I take the letter from my lap again and try to straighten it with my palms, from the new-formed creases. Only willing it to have the creases of her. Letting it be personalized with her folding and not mine. Not yet.

So, like you've probably noticed by now I'm in Paris. Well, that's what my plane ticket and the view outside my window says anyway. I haven't gotten out of my room yet, save for my unsuccessful attempt to post your letter. Kyla comes in every single morning through our common door, still not bothering to knock, to try and get me out of my bed. But she never succeeds. I can't bring myself to go outside. It's ironic that I'm residing it the City of Love, but I've never been more alone. I feel like I don't have the right to go outside and take in the beauty of this city and relish its treasures without my other half. I'd be somehow cheating on you if I would. One day, I'll visit it and relish it and fall in love with it and call it my secret place. Our secret place, because you'll be there with me. We'll row on our little boat on the Seine in the evening, and we'll row until we're far away from the world. Far away from everyone and everything. Only surrounded by lotus buds and beautiful white swans, and you'll tell me that it's like a dream. And when we'll be trudging down empty streets in the middle of the night, only lightened by the lampposts I'll ask you if you would dance with me. Alone together, without a care of the world, swaying to the music of our beating hearts.

You made me watch that movie too many times, Spencer. And no matter how many times I moan and complain about it being ridiculously unrealistic and cliché and only wanting to watch it because I think that Rachel McAdams is hot, I secretly love it. I love it, because I want to share it with you. Because one day, I want us to be unrealistic and cliché. I want us to be able to lay down on a deserted crossroad watching how the lights change.

But those days are still long away. And I'll be content to know that they're still far away but still present in our future. I'll be happy if you'll be willing to wait for me to change. To be the person you deserve to be with. And even if you're done with waiting, done with my irresponsibility's and decide to move on, I won't. I'll always fight for you. No matter how long it takes.

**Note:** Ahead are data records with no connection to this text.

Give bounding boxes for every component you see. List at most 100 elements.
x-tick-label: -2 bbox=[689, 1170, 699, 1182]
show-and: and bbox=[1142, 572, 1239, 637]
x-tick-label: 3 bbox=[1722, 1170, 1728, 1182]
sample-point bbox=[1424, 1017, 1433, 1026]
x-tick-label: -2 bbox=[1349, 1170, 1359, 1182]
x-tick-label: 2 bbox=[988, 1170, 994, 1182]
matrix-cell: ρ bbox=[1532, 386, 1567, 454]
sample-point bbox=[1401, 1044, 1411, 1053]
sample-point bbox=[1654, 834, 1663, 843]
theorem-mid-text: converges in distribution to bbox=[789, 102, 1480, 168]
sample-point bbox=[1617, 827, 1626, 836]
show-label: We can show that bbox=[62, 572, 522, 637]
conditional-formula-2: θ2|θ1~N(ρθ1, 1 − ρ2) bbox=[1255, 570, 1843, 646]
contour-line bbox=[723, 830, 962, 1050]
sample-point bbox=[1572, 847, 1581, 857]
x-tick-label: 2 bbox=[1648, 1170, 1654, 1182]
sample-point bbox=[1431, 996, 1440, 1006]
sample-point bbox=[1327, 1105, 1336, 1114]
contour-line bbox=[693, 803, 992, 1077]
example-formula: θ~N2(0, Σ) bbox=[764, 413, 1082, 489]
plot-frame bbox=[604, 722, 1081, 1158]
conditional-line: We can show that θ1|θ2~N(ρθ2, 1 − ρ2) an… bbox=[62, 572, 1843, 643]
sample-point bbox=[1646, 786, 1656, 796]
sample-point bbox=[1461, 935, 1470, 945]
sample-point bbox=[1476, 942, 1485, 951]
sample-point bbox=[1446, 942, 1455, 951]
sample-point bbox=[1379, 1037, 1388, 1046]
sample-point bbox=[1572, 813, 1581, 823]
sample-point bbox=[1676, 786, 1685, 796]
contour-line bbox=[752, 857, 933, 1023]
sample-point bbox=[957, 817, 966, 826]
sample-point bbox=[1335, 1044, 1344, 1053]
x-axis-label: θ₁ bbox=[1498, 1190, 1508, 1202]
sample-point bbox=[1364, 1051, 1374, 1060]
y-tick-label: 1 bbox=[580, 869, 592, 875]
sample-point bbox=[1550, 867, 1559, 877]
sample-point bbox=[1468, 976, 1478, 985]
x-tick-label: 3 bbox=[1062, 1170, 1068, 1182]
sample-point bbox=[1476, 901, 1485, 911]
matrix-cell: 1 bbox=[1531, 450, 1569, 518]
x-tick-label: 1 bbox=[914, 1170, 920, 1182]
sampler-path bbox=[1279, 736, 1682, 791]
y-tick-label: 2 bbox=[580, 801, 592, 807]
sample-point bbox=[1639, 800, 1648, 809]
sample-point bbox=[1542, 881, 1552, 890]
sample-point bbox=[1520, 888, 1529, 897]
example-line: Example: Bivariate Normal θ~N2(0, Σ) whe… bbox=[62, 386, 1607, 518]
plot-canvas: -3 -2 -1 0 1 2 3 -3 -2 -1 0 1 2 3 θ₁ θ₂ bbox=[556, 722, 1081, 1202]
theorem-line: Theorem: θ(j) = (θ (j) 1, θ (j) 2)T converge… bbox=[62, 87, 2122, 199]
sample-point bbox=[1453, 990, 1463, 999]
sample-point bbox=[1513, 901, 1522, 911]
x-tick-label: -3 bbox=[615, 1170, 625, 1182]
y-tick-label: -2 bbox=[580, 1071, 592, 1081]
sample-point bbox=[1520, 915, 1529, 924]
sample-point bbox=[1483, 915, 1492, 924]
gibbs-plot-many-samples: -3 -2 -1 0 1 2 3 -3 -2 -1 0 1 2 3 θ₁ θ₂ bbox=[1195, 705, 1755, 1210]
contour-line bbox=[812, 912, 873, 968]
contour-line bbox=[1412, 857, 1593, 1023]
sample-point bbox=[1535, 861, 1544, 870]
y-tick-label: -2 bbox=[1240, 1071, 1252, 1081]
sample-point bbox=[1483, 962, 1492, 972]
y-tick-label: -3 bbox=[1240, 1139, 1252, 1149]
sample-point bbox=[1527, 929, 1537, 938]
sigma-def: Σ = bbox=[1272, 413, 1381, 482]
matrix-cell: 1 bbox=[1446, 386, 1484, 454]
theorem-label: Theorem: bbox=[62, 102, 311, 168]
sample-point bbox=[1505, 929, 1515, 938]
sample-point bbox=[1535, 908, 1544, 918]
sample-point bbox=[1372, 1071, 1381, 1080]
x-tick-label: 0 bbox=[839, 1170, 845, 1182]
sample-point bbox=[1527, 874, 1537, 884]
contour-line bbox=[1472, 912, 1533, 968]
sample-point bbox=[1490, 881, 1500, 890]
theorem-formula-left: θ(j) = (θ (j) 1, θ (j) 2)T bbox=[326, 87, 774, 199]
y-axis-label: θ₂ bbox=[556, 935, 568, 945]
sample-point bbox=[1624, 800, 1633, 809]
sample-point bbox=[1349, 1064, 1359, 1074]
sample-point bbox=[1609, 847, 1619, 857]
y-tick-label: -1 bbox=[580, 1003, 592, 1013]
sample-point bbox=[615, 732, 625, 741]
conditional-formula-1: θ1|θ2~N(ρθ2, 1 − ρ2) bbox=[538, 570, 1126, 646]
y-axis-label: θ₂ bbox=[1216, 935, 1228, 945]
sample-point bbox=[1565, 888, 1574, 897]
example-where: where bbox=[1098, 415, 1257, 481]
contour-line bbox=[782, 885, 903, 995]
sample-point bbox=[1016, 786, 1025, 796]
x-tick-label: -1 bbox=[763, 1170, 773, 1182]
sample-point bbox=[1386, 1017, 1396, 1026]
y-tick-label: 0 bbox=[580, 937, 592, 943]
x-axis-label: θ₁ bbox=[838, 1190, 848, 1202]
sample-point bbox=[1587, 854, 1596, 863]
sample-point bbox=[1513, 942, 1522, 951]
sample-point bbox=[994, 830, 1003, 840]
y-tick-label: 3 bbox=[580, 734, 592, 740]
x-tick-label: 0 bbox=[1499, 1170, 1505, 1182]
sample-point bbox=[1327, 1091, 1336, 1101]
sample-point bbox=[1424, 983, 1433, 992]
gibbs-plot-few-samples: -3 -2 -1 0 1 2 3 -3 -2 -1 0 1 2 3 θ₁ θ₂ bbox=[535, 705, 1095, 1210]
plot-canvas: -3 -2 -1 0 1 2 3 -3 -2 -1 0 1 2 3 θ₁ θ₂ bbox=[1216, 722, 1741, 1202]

Cause if you're a bird, I'm a bird.

Yours truly,

A.D.

I sigh softly into the night, as I get up from this estranged table and take the letter in my hands. Softly folding it, making new creases of my own. Not caring that they reform a new pattern of creases. That my creases meet hers somewhere in the middle. And as I trudge up the stairs to my too intimate, too biased room and shuffle in my bed of sleepless night, I finally fall asleep. And with the letter still clutched in my hand I create all sorts of new unknown creases. I create all sorts of new routines. All sort of new beginnings.

And in the morning when I'll wake up, I'll trace each and one of those creases just like she traced my lifelines such a long time ago.